Chapter 7

AXLE

T he first thing I did when I opened the door was look at her mouth.

I shoved the image away and reminded myself why I was there. Cage had asked about her, and I wanted to check on my angel so I could report back to him. That was what I told myself, anyway.

Ashlynn was sitting cross-legged in the center of my bed, a fortress of pillows behind her back and my dark gray comforter pooled at her hips.

Someone else in that position would’ve looked vulnerable.

Somehow, she didn’t. She looked…set. Like a driver belted into a cage, hands at ten and two, eyes on the flag.

That stubborn tilt to her chin again, the one that had shown up the second she’d woken up and saw me sitting there.

The one that told me, without a word, she was about to put up a fight.

It was aggravating as shit. But her sass and fire were also sexy as fuck. I liked it, which was a problem.

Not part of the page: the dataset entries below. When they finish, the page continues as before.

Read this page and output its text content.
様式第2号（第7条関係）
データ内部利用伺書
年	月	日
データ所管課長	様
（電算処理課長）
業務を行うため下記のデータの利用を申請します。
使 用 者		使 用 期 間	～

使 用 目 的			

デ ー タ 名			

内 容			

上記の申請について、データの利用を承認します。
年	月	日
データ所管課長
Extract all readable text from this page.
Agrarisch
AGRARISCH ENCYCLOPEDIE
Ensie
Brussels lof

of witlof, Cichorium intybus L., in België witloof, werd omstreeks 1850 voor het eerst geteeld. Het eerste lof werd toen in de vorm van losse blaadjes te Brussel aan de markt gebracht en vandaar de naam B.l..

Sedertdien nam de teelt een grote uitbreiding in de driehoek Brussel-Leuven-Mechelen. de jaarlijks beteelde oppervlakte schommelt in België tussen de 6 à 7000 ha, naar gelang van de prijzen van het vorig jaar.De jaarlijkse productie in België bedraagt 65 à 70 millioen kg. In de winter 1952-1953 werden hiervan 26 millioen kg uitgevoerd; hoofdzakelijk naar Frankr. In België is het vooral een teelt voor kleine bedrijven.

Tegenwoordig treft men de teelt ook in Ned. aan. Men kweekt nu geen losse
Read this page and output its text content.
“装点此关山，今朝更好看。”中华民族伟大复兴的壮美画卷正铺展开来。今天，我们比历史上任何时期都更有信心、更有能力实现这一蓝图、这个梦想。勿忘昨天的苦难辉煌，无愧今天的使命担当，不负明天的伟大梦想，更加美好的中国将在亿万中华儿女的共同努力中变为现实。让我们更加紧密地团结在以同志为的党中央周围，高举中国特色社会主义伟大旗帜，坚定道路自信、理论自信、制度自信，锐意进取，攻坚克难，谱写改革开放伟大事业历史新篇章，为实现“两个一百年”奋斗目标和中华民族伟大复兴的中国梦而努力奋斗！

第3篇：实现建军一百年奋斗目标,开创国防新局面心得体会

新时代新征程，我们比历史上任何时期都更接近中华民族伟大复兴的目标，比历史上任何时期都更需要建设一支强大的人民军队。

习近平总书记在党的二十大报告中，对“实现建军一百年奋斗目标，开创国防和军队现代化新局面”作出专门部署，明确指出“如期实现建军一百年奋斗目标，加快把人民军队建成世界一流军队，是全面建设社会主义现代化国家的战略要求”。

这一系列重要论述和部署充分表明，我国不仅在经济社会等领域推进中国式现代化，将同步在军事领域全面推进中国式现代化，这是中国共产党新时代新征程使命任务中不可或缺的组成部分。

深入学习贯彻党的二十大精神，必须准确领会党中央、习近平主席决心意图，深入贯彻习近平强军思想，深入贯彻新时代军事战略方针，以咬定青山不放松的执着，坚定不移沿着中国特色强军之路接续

My gaze strayed to the closet where I’d stashed the money in my safe. Then I looked back at the gorgeous angel in front of me. I decided right then that she wouldn’t be getting it back until I knew she wouldn’t take it and run.

“Cage said to take it easy.” I let the door fall shut with a soft click and leaned my shoulders back against it for a beat. “No sparring matches with what-if ghosts. No high-impact life choices.”

She slid me a look from under those thick lashes and dropped her gaze to my forearms as though she was cataloging every vein. “And you’re here to enforce the doctor’s orders?”

“Something like that.” I pushed off the door and crossed the room slowly, like I was approaching a skittish mare.

She folded her hands in her lap and pretended she wasn’t watching me watch her. “Your tech guy really is hacking the drive?”

“He’s not ‘hacking’ it,” I corrected, because Jax hated that word unless he was using it to needle someone. “Peeling it. Like an onion booby-trapped to explode if a knife gets within three inches.”

Her nose scrunched adorably. “That sounds…um, messy.”

“Will be if anyone so much as sneezes near his rig.” I stopped at the end of the bed and hooked a thumb into a belt loop so I wouldn’t do something stupid like climb onto my mattress and kiss her. “Jax will do what he does. Until then, I want you to rest. Let me handle the noise.”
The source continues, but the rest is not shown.